Over the past three weeks I have been able to talk about many of this year’s government modernization reforms. To see a more detailed listing, visit

Monday, October 3, 2011

Consolidating State Agencies

Last week I wrote about the large number of modernization initiatives that were approved this year by members of the Government Modernization Committee, the Legislature and Governor. In that article I described a small sampling of these initiatives. These efforts were designed to result in cost savings and greater transparency. In this week’s update I have described House Bill 2140 and House Bill 1304. These two modernizations bills are designed to transform Oklahoma state governance and result in millions of dollars of savings to the taxpayer.

Until passage of House Bill 2140, Oklahoma’s central service functions such as procurement, human resources and financial services were divided into seven different agencies. In some cases, these bureaucracies offered competing shared services services. State employees were forced to navigate a gauntlet of central service bureaucracies to obtain services for their agency. HB 2140 consolidated five of these agencies into one and created a central services one-stop shop for state employees. A multi-million dollar savings mandate was attached to the legislation.

This consolidation should allow the state to focus its policy efforts and yield considerable additional savings to the taxpayer. Here is one example of an absurdity created by the fact that so many agencies overlap on policy. State employee benefits policy has historically been divided between two separate state agencies. This year, one of these state agencies subsidized the state employees’ PPO health care premium costs by using income from that agency’s investments. This means that the employees’ cost for their PPO health plan premium did not increase.

A second state agency awarded HMO contracts that reflected an increase in premium. Because the state employee benefit allowance is tied to a formula that accounts for the price of the HMO plans, the employees' benefit allowance is set to increase.

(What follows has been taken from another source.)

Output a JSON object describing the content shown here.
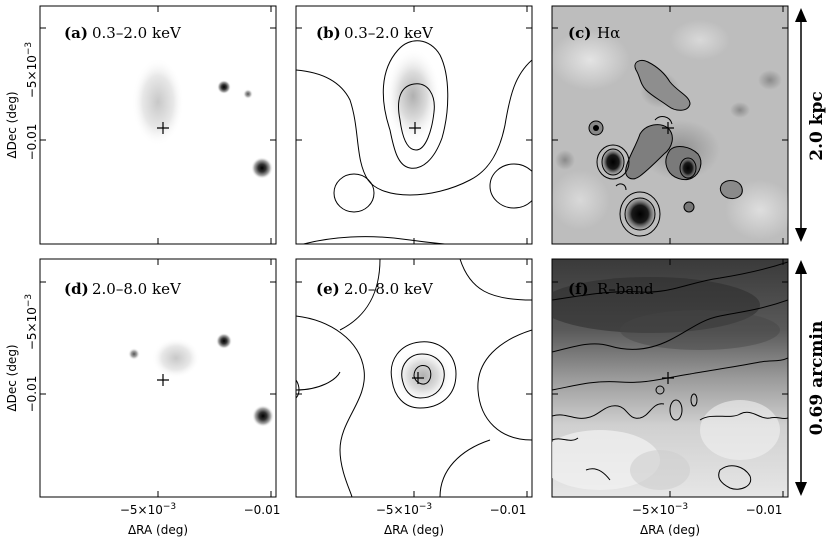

This means the cost of purchasing health insurance will stay the same for many of the employees who use the PPO plan. This is at time when their benefit allowance is increasing. Many employees already have 100% of their benefits paid for, so the excess allowance will be taken in the form of direct monetary compensation. In other words, state agencies must now pay their employees thousands of dollars in benefit allowance that is not needed to purchase benefits. This is a pay increase without a vote of the Legislature or approval of the employees’ agency-level employers.

House Bill 2104 consolidated both of these agencies, and should put an end to these types of absurd outcomes.

House Bill 1304 consolidates much of Oklahoma state government’s information technology processes. Currently, millions of dollars of information technology spending is segregated across countless state agencies. Information technology is not coordinated, strategized or planned on an enterprise-wide basis. A 2011 study found that Oklahoma spends over $40 million more than comparable organizations in IT spend each year. HB 1304 cuts through the bureaucracies and views information technology activities from the perspective of a single entity. Once completely implemented, the legislation is designed to save about $80 million each year.

The Department of Education volunteered for inclusion in the IT consolidation even before the law takes full effect. This one state agency alone is estimated to experience an approximate savings of $600,000 per year because of the consolidation.

This article has just began to scratch the surface of the impact that these bills will have on state policy in the years to come. If properly implemented, the savings and efficiency will be considerable.